Aufgebaut in den Jahren 2009 und 2010, war schon von Anfang an geplant, diese von Thematik und Präsentation in Deutschland einzigartige Ausstellung im Gebäudekomplex der ehemaligen Markuskirche in Gladbeck-Ost kontinuierlich zu erweitern und Inhalte zu vertiefen. Während die Abteilungen „Luther und seine Welt“ und „Am Anfang war das Wort“ kaum verändert wurden, bieten die Abteilungen „Alltagswelt und Sonntagskirche“ und „Wurzeln und Früchte“ mit wesentlichen Änderungen neue Informationen und Zugänge.
Hier in Stichworten ein Überblick über die Neuerungen:
Prägungen:Schulen und Pfarrhäuser als Orte der Orientierung in Glaubensfragen entwickelten Prägekräfte in der Gesellschaft. Der Protestantismus formte die Schule auf dem Weg in die Moderne entscheidend mit. Das evangelische Pfarrhaus war mehr als nur Wohnstätte des Seelsorgers und seiner Familie – es war Anlaufstelle für jedermann und hatte viele Funktionen für die Gemeinde.
Frömmigkeit: Hier zeigt die Ausstellung im Martin Luther Forum Ruhr in erweiterter Form sehr anschaulich, wie weit Religion und Glaube Eingang in die Häuser gefunden haben: vom Bibelofen mit der Weihnachtsgeschichte über christliche Bilderrätsel und Sterne für den Adventsbaum bis hin zur Brotdose aus den 1920er Jahren mit der Aufschrift „Unser täglich Brot gib uns heute!“ und dem bestickten Überhandtuch „An Gottes Segen Ist Alles gelegen“.
Protestantisches Vereinswesen: Bergbau und Industrialisierung veränderten ab Mitte des 19.Jahrhunderts das Ruhrgebiet grundlegend. Die Bergleute kommen vor allem aus den preußischen Ostprovinzen, evangelische Unternehmer wie Emil Kirdorf und Friedrich Grillo lassen in Masuren junge evangelische Handwerker und Bauern für die Arbeit im Ruhrgebiet anwerben. Hier bewahren sie sich ihre Mentalität und Sprache, gründen Gebetsvereine, die es zum Teil heute noch gibt. Die Ausstellung erinnert auch an das Beispiel des 1887 in Gelsenkirchen gegründeten Gebetsvereins, dessen Vorstände Libuda, Maräk, Schwarz und Bruderek hießen – und den Gründungsmythos des FC Schalke 04: „Die berühmtesten Masuren waren Fritz Szepan, Ernst Kuzorra und Stan Libuda.“ Auch die Evangelische Frauenhilfe und die Evangelischen Arbeitervereine stehen spätestens mit der Industrialisierung für ein „dezidiert protestantisches Vereinswesen im Ruhrgebiet“.„Reformation und Ruhrgebiet“ will diese Wurzeln ihres Wirkens in der Ausstellung offen legen.

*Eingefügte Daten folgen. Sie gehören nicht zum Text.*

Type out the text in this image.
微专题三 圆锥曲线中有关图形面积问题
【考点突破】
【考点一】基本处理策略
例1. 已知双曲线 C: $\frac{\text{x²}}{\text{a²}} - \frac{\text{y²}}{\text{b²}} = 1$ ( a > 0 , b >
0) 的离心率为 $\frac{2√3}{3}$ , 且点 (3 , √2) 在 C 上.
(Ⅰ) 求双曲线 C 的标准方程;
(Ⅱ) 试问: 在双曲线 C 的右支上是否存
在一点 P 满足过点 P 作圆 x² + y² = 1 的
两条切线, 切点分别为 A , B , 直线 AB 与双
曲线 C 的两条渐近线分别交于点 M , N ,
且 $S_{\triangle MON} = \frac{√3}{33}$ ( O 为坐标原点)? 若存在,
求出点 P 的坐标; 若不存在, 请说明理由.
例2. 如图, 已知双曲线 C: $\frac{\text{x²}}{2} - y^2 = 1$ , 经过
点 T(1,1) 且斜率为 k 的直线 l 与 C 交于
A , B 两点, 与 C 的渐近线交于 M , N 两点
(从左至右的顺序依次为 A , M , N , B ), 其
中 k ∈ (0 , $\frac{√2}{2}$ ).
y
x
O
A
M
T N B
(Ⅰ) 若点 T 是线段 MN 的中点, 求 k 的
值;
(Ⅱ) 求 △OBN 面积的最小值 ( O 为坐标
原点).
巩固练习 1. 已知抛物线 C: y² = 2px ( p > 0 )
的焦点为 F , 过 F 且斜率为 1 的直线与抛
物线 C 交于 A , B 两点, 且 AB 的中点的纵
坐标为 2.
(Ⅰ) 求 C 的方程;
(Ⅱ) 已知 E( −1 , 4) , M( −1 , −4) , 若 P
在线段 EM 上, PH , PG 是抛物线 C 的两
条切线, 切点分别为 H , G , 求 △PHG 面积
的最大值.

Verführung und Bekenntnis: Kirche und Religion werden in der Menschheitsgeschichte immer wieder instrumentalisiert. In einer eigenen Abteilung wird der Protestantismus im Ruhrgebiet im Kaiserreich und in der Zeit der NS-Diktatur unter die Lupe genommen. Zwischen „Verführung und Bekenntnistreue“ bewegen sich die Exponate, die auch einen sogenannten Volksempfänger enthalten, an dem man eine Predigt eines Bochumer Pfarrers aus der NS-Zeit hören kann.
Kirchbau: Das Martin Luther Forum Ruhr selbst zeigt eine beispielhafte identitätsstiftende Folgenutzung eines aufgegebenen Gotteshauses in Zeiten der Schrumpfung der großen christlichen Kirchen. So ist es nur folgerichtig, dass in der Ausstellung „Ruhrgebiet und Reformation“ nunmehr auch ein Einblick in den Kirchbau mit seinen Kirchenschließungen und Folgenutzungen gegeben wird.